How could one woman drop off the radar? Not just from friends and family, but from official channels like the electricity board or the council? Unfortunately these are questions that can't fully be answered. Obviously in the case of the latter it's a ridiculous official error but in terms of the former? The film suggests through pieced together information that a violent relationship and some ill health in the late 90s led to a damaged, vulnerable and embarrassed Joyce being unable to regain her place in life, until she simply just faded away.

I guess the film's main message is not just how dislocated society has become, but also how we never really know people, even people we have loved or shared our lives closely with. People have things they want us to know and things they don't want us to know. People have secrets and it seems Joyce may have had more than most. What's telling is the conflicting statements from the people that know here give in the film's many talking heads; She was someone who had no drive, she was someone who had a lot of ambition. She was someone with a great singing voice, Joyce couldn't sing. Even a spoken voice recording of Joyce draws conflicting responses with her first boyfriend Martin (who comes across as a genuinely likeable and loving man who will clearly be haunted forever by the loss of whom he admits was the 'love of his life') claiming the first half of the statement sounds like her, but the second doesn't. Whilst her work colleagues from her last role claim the second part of the statement captures the essence of Joyce. As one person suggests, Joyce was a chameleon. And one can't help but think that we're all essentially like that, offering certain guises or sides of ourselves to whoever we are with at the time. The vast majority of the talking heads depict people who genuinely cared for Joyce and loved her, which makes the manner of her death all the more mystifying, saddening and frustrating. Only one of the interviewees, a black boyfriend called Alistair left me cold, primarily because he seemed to have a beef with Joyce's attitude towards her ethnicity, claiming in a roundabout way that she seemed to not want to be black, and that maybe if she was more true to herself she wouldn't have become so alienated. It's a rather simplistic statement and grossly unfair, and one I imagine that says a little more about his own opinions of ethnicity than it does of hers. It is Alistair who is the charmer that states Joyce couldn't sing, along with the claim that before she went out with him 'she had boyfriends, now she had a man' and that being with him was her 'living the dream', a dream she couldn't allow herself to have. Pass me the bucket!
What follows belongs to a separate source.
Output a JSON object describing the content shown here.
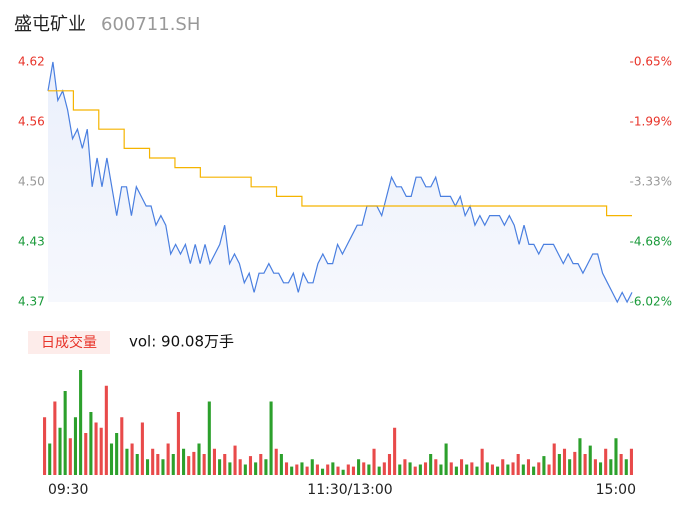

The recreations that litter the film are handled very well by the aforementioned Zawe Ashton as Joyce, even though she has little more to do than look glam and beautiful or tired and weary, depending on the stages of Joyce's life. I did like some of the directorial touches such as Joyce's 21st, which sees Zawe in a party setting conversing and laughing around a table with no other actors. She is alone. It's a great metaphor for the ultimate isolation of Joyce's all too tragic life. 

I heartily recommend this one, a powerful documentary indeed.